Cold plasma activated CO2 desorption from calcium carbonate for carbon capture

Abstract

This work investigates the non-equilibrium regeneration of one scalable sorbent material for carbon capture, calcium oxide, in a customized flow reactor coupled to a low-temperature atmospheric-pressure plasma source. The results show that such a plasma is capable of desorbing CO₂ from CaCO₃, with an operating temperature far below the thermal decomposition temperature of carbonate. The desorbed CO₂ is further converted to CO in situ.
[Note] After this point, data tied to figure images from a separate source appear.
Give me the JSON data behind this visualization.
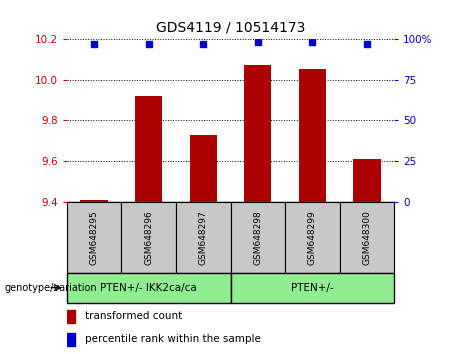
{
  "title": "GDS4119 / 10514173",
  "categories": [
    "GSM648295",
    "GSM648296",
    "GSM648297",
    "GSM648298",
    "GSM648299",
    "GSM648300"
  ],
  "bar_values": [
    9.41,
    9.92,
    9.73,
    10.07,
    10.05,
    9.61
  ],
  "percentile_values": [
    97,
    97,
    97,
    98,
    98,
    97
  ],
  "bar_color": "#aa0000",
  "dot_color": "#0000cc",
  "bar_bottom": 9.4,
  "ylim_left": [
    9.4,
    10.2
  ],
  "ylim_right": [
    0,
    100
  ],
  "yticks_left": [
    9.4,
    9.6,
    9.8,
    10.0,
    10.2
  ],
  "yticks_right": [
    0,
    25,
    50,
    75,
    100
  ],
  "group1_label": "PTEN+/- IKK2ca/ca",
  "group2_label": "PTEN+/-",
  "group1_indices": [
    0,
    1,
    2
  ],
  "group2_indices": [
    3,
    4,
    5
  ],
  "group_color": "#90ee90",
  "left_axis_color": "#cc0000",
  "right_axis_color": "#0000cc",
  "legend_bar_label": "transformed count",
  "legend_dot_label": "percentile rank within the sample",
  "xlabel_area_color": "#c8c8c8",
  "genotype_label": "genotype/variation",
  "bar_width": 0.5
}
The energy cost is 1.90 × 10³ kWh per tCO₂, as the same order of magnitude as the state-of-the-art high temperature regeneration technology. A non-equilibrium kinetic mechanism is proposed in which CO₂ desorption is coupled into air plasma chemistry. Electron-impact reactions in air lead to the generation of vibrationally excited nitrogen and ozone. Subsequent quenching of atomic oxygen on the carbonate surface can regenerate CaO, while NO_x will pollute the surface. Compared with the previous methods used in sorbent regeneration, plasma-based technologies offer an electrified, sustainable, and low-temperature solution based on the non-equilibrium plasma chemistry. Possible scaling strategies include fluidization, flow pulsation, and plasma catalysis. This work demonstrates the feasibility of non-equilibrium plasma processing of the sorbent material for cyclic capture and regeneration in atmospheric air using thermally low-intensity processes.